11/16/18: The American Craft Beer Experience (30 American breweries and 1,000 attendees) started the next day. Our booth was fully lit, with the Boomcase bumping, me in the 2x4 Onesie and our guy Satoshi in the Melvin elephant mask. This festival was set up differently than GABF: you paid as you went with full beers rather than paying a flat fee and sampling, which is an interesting way of doing it, because you have to choose wisely. We had a solid line the entire time. The amazing crew of volunteers helped us pour the beer and spread the cheer. Props to Abe, Horita, Sana, Ayaka and Makoto! As the session wrapped up I grabbed the Boomcase and Pied Piper-ed my way through the train stations and streets with our crew. We now had an event at Tap Stand, where owner Sou was a big fan of Melvin and an incredibly gracious host. He cooked a special meal for us including fish he had caught earlier that day. We hung up a tin tacker and I signed the wall next to one Jeremy Tofte… As the session wrapped up I grabbed the Boomcase and Pied Piper-ed my way through the train stations and streets with our crew. We now had an event at Tap Stand, where owner Sou was a big fan of Melvin and an incredibly gracious host: he cooked a special meal for us including fish he had caught earlier that day.
11/17/18: The second day of the festival began at noon, and the crowd was slightly more mellow but definitely drank its fair share of RIIPAs.
After final count, we were the top seller at the ACBE, pouring through a little over 400 liters of beer.

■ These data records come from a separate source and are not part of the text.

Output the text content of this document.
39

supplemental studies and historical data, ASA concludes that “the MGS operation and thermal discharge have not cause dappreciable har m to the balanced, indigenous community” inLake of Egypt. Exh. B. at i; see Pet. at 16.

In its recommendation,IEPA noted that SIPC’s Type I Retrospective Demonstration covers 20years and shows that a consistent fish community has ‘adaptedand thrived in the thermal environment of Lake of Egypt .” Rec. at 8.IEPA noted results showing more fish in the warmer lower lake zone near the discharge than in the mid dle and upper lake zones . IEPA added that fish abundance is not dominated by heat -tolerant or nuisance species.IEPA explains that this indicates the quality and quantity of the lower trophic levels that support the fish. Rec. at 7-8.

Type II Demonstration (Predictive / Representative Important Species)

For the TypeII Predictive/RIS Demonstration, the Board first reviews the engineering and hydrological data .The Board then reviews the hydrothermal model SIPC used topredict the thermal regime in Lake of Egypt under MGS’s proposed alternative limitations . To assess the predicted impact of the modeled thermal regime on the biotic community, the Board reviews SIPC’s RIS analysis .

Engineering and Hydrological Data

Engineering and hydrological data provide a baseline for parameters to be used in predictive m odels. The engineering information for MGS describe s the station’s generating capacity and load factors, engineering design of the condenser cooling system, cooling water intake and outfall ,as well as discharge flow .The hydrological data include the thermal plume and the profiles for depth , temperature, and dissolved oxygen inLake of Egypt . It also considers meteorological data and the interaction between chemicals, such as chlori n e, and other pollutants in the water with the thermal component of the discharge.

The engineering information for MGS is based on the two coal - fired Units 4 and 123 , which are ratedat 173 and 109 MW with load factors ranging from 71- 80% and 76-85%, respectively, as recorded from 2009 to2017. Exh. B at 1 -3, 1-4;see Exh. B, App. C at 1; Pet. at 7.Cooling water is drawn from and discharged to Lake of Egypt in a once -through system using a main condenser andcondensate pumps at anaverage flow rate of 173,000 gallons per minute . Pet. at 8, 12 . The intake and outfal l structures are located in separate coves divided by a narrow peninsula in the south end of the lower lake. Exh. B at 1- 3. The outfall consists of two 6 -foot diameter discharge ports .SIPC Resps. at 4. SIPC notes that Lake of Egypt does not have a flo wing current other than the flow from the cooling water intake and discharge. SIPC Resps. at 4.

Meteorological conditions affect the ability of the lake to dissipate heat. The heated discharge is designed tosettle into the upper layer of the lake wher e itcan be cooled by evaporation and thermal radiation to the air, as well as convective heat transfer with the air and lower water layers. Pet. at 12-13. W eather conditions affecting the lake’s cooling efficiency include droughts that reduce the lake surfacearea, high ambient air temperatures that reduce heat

For you math wizards, that’s the equivalent of about seven 1/2bbls of beer. At a similar sized beer festival in the States, I would’ve poured about four 1/2bbls in two days. The Japanese can certainly hold their own in the world of Beerfest.
After the second session we had our final event of the week at Beer Ma, a bottle shop and bar in Kanda with an amazing selection of beers including Cantillon, which brings all the geeks to the yard. Draft beer is huge in Tokyo because the drinking culture is extremely social. Most people live in small apartments, so they meet friends at bars instead of house parties. American craft beer styles are catching on in a big way and it’s exciting for Melvin Brewing to be in the conversation. After tasting our fresh beers and experiencing the fun that we bring, there’s no doubt we will continue to build the Melvin monster in Japan, and maybe one day work together to defeat World Beverage.